The perfect combination or a betrayal? It's up to you to decide.
www.neogaf.com
I posted the entirety of Tolkien's writing about Helm and this conflict from the appendices in another thread, hopefully linked above. HELM refuses the marriage because Freca, Wulf's father, was untrustworthy. NOTHING is said about how the unnamed daughter felt about it, and in the war that ensues, it's the SONS that do all the fighting. So to inject a female warrior and give her notable events is likely replacing the MEN from the story, not just giving additional actions to the daughter. It's femininst fan-fic, most likely. Would any LESS audience show up if it was just the sons in the spotlight and the daughter was barely mentioned? I suspect just the opposite, if this was billed as a Middle-Earth action film about this struggle and 'Hera' was appropriately situated within the story as the side-character she is, then I think hype would be GREATER. But somehow this thing got green-lit as a "womans story" because they probably are counting on the male LOTR fans to show up regardless (taking them for granted) and want this to appeal to that largely mythical "We want to see women spill blood in battle!!!" female audience.

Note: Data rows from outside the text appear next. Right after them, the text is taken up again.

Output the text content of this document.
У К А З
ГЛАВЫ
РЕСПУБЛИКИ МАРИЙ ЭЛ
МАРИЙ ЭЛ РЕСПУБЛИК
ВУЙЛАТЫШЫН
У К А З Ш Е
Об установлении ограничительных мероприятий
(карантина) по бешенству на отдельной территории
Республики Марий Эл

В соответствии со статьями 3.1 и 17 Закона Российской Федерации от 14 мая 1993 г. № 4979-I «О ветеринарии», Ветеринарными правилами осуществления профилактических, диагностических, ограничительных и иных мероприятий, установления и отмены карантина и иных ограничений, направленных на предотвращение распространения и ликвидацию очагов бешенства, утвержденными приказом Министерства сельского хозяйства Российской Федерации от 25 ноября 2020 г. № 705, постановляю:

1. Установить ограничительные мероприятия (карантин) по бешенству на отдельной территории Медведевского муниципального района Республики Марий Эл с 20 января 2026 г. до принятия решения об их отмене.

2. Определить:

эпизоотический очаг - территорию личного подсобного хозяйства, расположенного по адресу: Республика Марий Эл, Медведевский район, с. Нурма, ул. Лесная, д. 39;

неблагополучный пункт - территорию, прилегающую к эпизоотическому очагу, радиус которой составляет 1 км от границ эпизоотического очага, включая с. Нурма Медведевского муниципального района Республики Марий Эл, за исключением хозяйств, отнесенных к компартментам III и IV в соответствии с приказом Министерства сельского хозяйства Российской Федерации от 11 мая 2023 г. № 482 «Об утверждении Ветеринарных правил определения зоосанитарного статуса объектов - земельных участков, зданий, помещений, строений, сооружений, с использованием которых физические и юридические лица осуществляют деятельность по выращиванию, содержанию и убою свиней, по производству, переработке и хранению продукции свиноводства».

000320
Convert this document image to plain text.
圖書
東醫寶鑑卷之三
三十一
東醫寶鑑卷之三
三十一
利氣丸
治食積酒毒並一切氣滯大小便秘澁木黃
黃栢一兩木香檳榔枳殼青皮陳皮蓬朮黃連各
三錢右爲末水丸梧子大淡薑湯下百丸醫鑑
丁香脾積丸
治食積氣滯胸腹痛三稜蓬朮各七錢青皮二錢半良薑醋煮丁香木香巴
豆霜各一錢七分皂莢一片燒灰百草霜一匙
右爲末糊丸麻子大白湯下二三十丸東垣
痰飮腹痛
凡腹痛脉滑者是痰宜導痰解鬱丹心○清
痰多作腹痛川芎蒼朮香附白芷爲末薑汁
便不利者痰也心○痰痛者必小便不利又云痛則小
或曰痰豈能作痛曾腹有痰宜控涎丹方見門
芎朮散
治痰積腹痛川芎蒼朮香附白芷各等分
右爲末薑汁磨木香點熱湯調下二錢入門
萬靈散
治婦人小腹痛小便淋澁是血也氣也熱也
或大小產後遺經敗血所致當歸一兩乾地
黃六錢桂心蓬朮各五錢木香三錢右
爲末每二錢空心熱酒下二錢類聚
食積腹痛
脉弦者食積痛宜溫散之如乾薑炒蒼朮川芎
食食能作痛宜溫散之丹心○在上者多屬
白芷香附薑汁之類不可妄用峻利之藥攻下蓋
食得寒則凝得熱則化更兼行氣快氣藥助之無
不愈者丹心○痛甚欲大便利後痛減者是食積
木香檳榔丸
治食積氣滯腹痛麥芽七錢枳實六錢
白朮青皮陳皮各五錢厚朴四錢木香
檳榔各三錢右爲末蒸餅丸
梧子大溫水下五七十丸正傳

There are plenty of stories in the Silmarillion that would have broad appeal to men and women, romances across ages, love that stands through adversity, strong women who lead their people through hardship. To twist this one into a girlboss, if that's indeed what they are doing, is wrong and unnecessary, IMHO. It's a valid criticism to level at the project, one they should have anticipated and either accept it or actively market to counter it. But instead the trailer features Hera so thoroughly you'd think she wins the war all by her lithe petite self.